Google Panda Update is a filter added to Google’s search algorithm to demote low quality content websites and reward high quality content sites. In addition, the other objective behind this update was to remove sites from top search results that used to produce a lot of SEO and keyword optimized pages of no actual value. As a result, even a large and reputed site like Ezine article (and hundreds others like this) lost a significant number of pages from top 10 results.
History of Google Panda Update
Google Panda was first released in February 2011; since then, the search engine has periodically updated it many times. With every update, it became better at identifying different types of low value and spam content. Now Google has merged Panda into its core algorithm. Therefore, it is now a bit more difficult to identify Panda penalty on a website. Beforehand, it was easier for website owners to know when they got hit or recovered from Panda algorithm update. Regular content auditing is most probably the best way to mitigate the negative impact of Panda.
List of 10 most noteworthy Panda Algorithm Updates
Panda (Original) — February 23, 2011
Panda 2.0 — April 11, 2011
Panda 2.4 — August 12, 2011
Panda 3.4 — March 23, 2012
Panda 3.7 — June 25, 2012
Panda 3.9 — July 24, 2012
Panda Dance — June 11, 2013
Panda 4.0 — May 19, 2014
Panda 4.1 — September 23, 2014
Panda 4.2 — July 17, 2015
In total, there have been around 28 updates, some effected large number of search queries while other had lesser impact. You can check dates of all the Google Panda Updates on Moz.
What Triggers Panda
Thin Content: Pages that don’t have enough relevant content and resources about a topic.
Low-Quality Content: Pages that offer absolutely no or little value to a visitor and created only for search engines bots.
Content farms: A site that contains a significant number of poor-quality pages. Here a website generally hires a large numbers of cheap content writers to write short and keyword rich articles, with the sole purpose to attain high rankings for a vast variety of keywords. Article directories and blog networks are the prime example of such sites.
High ratio of ads-to-content: Pages filled with a lot of paid advertisement rather than unique and useful content. The primary objective of such sites is to make more money instead of offering something valuable to the reader.
Affiliate links: High number of affiliate links on low quality page for the purpose to generate referral income.
Difference in content and search query – When content of a page doesn’t match the intent of user’s search query.
Low-quality user-generated content (UGC) – A large number of low quality guest posts (with full of grammatical mistakes) can certainly attract Google panda penalty.
Low Quality Comments: A site that contains a huge number of low quality comments that don’t add any value can invite panda. Never approve comments with keyword in anchor text and copy-pasted content that already exist on thousands of places.

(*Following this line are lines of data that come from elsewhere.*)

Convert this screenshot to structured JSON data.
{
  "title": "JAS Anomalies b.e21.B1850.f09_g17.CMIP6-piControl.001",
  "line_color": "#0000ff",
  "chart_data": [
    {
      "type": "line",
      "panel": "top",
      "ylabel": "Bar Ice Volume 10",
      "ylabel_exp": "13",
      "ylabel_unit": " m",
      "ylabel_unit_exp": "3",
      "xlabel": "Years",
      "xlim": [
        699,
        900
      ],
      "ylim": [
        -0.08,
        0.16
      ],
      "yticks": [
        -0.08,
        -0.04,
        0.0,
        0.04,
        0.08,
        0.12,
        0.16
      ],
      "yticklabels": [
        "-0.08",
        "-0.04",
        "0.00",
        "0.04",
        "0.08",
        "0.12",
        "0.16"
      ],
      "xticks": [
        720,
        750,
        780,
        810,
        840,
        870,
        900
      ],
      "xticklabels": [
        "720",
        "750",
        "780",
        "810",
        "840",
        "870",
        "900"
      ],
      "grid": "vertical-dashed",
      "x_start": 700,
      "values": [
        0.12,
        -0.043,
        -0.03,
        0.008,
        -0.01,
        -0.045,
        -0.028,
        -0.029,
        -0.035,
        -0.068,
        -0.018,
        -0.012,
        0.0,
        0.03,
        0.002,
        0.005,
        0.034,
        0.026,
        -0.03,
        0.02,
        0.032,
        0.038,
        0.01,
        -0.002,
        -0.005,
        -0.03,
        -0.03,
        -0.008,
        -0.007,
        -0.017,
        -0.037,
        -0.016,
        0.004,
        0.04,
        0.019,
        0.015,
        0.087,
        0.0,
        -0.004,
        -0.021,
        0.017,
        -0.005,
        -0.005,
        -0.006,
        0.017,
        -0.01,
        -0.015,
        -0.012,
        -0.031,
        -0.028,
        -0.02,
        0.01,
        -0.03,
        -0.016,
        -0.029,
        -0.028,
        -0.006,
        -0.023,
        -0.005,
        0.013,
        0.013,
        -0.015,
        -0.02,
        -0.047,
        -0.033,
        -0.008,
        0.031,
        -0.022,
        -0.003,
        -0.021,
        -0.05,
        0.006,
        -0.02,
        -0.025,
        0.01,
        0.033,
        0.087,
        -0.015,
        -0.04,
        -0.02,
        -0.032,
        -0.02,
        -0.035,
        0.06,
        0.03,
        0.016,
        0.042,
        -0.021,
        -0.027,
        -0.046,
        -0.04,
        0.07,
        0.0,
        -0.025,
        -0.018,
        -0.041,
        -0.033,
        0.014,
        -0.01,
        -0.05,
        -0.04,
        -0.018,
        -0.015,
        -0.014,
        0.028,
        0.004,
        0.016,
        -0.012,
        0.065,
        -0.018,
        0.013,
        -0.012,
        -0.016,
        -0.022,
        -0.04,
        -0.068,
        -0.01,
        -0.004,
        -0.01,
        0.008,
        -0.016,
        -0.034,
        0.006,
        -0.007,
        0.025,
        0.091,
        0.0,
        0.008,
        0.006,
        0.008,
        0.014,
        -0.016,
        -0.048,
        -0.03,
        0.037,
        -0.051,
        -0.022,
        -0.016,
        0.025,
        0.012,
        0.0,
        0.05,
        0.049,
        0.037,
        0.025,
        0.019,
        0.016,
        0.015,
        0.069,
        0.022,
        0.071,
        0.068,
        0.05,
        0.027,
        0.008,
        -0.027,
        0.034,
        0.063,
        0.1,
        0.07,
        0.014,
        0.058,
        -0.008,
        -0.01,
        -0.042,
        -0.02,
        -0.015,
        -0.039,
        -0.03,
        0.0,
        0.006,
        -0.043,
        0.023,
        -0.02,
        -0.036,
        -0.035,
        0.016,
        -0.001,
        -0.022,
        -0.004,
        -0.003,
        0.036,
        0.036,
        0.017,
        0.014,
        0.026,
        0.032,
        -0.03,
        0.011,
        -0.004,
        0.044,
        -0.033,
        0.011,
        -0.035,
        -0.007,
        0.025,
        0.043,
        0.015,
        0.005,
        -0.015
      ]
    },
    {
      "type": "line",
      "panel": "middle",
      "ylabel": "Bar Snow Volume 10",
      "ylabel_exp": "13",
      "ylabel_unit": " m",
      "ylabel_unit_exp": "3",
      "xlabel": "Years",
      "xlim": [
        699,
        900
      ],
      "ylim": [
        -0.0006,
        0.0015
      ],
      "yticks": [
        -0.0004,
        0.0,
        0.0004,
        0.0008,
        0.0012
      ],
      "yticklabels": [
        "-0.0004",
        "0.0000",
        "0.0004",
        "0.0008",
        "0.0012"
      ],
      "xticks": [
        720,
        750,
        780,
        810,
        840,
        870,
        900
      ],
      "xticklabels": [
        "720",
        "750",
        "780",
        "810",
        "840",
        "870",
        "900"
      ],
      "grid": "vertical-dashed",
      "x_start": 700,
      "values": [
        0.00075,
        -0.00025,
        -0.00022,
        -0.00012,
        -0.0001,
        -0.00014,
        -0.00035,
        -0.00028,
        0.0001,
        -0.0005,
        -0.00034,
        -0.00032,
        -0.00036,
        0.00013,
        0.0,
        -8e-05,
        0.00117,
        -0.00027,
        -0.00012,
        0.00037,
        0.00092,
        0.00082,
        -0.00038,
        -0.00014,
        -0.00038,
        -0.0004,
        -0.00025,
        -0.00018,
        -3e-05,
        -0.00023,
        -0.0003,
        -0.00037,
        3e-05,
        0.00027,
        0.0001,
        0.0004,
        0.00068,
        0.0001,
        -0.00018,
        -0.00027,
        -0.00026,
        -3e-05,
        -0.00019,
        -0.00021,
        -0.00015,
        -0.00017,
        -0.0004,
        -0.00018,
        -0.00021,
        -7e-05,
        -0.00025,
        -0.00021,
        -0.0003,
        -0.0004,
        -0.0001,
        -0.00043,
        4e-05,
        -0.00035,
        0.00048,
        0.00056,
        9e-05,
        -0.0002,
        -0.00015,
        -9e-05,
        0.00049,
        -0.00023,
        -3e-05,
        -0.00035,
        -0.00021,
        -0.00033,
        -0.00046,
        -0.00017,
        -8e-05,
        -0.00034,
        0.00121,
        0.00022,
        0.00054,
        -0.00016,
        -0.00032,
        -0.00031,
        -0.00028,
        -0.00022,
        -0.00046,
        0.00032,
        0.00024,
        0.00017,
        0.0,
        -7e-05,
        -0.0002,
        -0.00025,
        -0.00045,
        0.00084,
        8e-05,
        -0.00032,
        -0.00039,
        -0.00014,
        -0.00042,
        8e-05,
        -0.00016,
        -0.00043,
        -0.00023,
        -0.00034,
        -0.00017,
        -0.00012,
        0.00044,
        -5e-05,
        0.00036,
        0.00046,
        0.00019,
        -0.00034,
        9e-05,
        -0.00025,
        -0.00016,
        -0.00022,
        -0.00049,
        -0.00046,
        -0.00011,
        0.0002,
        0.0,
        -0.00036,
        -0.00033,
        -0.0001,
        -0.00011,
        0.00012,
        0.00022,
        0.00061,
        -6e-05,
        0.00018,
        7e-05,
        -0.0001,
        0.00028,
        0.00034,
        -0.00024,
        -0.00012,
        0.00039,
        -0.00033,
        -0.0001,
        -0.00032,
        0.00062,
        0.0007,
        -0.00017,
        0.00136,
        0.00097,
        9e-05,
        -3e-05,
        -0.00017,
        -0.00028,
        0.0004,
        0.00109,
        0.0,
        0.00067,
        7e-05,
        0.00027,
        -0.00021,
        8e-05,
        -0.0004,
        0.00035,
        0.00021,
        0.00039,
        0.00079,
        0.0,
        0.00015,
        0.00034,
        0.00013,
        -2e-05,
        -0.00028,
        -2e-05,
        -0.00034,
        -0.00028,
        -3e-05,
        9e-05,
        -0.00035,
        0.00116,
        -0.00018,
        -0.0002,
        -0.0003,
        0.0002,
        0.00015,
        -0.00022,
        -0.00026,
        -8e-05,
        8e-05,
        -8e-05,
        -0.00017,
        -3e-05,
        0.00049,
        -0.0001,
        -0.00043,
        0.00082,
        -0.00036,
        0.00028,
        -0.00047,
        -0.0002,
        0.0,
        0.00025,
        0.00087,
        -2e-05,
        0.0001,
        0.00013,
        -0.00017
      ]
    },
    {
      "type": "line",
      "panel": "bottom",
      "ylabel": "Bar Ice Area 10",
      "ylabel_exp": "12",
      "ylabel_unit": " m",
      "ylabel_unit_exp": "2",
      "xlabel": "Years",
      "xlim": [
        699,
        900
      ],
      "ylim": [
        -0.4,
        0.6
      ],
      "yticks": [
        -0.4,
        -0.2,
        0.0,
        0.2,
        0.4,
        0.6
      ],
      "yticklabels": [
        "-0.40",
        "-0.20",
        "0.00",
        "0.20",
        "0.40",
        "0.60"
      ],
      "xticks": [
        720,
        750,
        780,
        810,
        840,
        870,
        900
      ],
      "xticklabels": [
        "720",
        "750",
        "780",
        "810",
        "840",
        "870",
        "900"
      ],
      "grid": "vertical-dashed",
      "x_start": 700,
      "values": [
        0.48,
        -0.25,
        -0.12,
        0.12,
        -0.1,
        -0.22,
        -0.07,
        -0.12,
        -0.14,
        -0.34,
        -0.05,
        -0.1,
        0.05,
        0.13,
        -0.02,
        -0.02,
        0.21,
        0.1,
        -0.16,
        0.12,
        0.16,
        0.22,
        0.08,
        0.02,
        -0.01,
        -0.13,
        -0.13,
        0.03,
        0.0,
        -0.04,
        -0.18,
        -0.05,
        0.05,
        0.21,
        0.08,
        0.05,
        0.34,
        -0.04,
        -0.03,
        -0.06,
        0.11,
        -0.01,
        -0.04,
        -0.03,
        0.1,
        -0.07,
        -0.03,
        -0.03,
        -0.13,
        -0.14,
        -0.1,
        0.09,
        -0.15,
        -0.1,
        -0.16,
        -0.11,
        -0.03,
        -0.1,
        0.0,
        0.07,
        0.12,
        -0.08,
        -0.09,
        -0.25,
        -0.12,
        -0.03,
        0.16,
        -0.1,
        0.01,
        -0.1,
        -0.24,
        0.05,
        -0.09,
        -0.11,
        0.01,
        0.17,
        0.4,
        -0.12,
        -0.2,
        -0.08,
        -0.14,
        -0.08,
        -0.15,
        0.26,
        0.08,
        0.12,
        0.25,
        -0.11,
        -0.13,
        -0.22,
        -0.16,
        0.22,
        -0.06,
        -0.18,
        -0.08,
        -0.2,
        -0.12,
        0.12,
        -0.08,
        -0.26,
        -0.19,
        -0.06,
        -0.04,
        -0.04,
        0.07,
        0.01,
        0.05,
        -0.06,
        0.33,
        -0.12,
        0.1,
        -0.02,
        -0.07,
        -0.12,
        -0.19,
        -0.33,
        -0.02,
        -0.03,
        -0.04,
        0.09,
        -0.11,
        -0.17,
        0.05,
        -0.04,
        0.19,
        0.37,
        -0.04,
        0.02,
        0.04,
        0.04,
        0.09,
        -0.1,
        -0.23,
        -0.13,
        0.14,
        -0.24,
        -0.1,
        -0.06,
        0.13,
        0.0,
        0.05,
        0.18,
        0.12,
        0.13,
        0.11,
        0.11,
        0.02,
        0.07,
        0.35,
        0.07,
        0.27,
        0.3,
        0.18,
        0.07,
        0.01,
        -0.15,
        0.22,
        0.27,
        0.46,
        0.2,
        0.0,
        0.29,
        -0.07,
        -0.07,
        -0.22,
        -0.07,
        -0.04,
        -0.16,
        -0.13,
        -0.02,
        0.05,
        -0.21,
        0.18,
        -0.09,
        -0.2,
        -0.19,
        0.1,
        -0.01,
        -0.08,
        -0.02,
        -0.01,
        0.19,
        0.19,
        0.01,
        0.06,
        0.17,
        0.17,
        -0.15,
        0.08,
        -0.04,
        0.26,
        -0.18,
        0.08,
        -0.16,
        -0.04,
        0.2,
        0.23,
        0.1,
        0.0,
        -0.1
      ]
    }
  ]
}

4 Myths about Google Panda
(1) A page should have certain number of words to become Panda-proof
There is no minimum word-count set by Google to remain unaffected by Panda. On my instances, I have seen a 300-400 words well written and resourceful article outranking a 1000 words extremely poor quality article. There’s is no harm in setting up certain standards for the number of words–but focus on quality rather than number of words. And it can be very dangerous to remove certain pages from a website just because they have low word-count.
(2) Duplicate content causes Panda penalty
Duplicate content has nothing to do with Google Panda update. It’s just a filter that shows negative effect only if a site has large amount of duplicate and copied content and very less original and valuable content. Duplicate content and Panda are two separate issues–Google’s John mu has clarified that.
(3) Once a website hit by Panda, none of its page can rank
It’s not true. High quality pages from a site will continue to rank in Google unless the number of low quality pages is far higher than the good ones.
(4) Finally, technical aspects of a website such as site loading speed and 404 error pages are also not part of Panda algorithm update.